Summary properties of HLC:

Property	Description
Head-wise transformation	$$\mathbb{R}^{N \times H \times d_k} \xrightarrow{\;\mathrm{HLC}(W)\;} \mathbb{R}^{N \times H \times d_k}$$
Expressiveness	Learns arbitrary linear mixtures of heads pre-attention
Parameter efficiency	Can be factorized to $\mathcal{O}(rH)$ for virtual head reconstruction
Training stability	Enhanced by head-level GroupNorm
Empirical effect	Faster convergence, lower loss, improved accuracy, 50% KV-cache reduction with minor degradation

This combination of expressiveness, efficiency, and practical benefit establishes HLC as a concise, effective core for inter-head interaction in contemporary attention architectures (Peng et al., 27 Jan 2026).

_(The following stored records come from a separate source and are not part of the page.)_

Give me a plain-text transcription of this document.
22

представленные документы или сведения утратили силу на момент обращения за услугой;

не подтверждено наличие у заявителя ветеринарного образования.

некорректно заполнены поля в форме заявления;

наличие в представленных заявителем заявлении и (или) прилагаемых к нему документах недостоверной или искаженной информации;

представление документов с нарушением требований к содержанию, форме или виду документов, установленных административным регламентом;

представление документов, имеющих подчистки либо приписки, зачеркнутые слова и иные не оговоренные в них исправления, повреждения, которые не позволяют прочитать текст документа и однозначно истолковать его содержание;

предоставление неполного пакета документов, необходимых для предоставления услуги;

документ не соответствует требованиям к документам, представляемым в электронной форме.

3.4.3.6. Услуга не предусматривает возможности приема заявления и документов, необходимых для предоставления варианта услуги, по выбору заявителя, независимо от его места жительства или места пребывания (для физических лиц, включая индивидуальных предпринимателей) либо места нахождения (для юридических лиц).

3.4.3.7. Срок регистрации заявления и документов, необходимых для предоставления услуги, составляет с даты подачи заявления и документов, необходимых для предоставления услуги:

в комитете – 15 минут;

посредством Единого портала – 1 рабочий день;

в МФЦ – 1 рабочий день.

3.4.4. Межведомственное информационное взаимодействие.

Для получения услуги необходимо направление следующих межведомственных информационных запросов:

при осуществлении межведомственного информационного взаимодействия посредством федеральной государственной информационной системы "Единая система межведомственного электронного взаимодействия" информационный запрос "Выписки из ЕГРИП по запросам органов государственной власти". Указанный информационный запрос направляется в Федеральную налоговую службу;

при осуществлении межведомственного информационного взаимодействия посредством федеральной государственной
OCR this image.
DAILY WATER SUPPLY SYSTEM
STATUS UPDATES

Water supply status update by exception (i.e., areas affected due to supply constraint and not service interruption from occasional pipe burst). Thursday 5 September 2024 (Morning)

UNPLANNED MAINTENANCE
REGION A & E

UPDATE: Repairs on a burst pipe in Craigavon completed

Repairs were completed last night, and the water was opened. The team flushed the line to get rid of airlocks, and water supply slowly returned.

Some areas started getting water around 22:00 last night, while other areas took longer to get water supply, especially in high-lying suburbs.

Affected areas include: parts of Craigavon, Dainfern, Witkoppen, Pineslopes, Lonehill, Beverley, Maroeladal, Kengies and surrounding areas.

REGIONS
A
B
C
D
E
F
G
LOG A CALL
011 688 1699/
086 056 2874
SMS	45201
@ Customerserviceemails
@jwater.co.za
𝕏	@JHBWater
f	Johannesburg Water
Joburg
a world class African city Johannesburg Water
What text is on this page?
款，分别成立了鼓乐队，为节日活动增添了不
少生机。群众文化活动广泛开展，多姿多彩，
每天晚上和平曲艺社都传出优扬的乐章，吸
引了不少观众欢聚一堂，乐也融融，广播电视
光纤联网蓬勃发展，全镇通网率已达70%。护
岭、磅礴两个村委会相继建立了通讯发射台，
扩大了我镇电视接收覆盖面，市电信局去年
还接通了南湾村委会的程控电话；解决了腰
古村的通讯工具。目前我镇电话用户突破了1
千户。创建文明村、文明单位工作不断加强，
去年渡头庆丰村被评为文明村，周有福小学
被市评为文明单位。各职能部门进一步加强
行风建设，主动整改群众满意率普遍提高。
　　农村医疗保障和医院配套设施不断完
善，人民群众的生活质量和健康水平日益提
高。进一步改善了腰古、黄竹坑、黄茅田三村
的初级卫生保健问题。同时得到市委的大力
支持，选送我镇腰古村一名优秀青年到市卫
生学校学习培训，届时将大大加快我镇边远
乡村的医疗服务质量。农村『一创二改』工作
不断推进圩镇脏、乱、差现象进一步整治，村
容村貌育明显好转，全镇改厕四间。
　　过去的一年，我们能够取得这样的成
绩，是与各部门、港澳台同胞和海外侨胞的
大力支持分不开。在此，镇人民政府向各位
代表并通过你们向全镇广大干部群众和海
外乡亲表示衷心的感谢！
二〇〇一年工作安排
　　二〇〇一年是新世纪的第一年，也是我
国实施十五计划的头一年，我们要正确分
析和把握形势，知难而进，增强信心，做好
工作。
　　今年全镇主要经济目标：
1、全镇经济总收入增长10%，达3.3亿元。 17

6. Context and Significance in Attention Architectures

HLC addresses a key limitation in classic multi-head attention: the lack of explicit information exchange among parallel attention branches prior to output aggregation. By synthesizing new heads as learned, adaptively weighted mixtures of originals, HLC allows the network to develop task-adaptive, cross-head representations and routing strategies. Its lightweight design and compatibility with fast attention implementations make it suitable for scaling in LLMs and enhance parameter and memory efficiency through factorized, "virtual" heads. A plausible implication is that future attention modules may generalize this head-level transformation paradigm for broader sequence modeling and resource-constrained deployments, as indicated by the empirical scalability and effectiveness of MEA with HLC (Peng et al., 27 Jan 2026).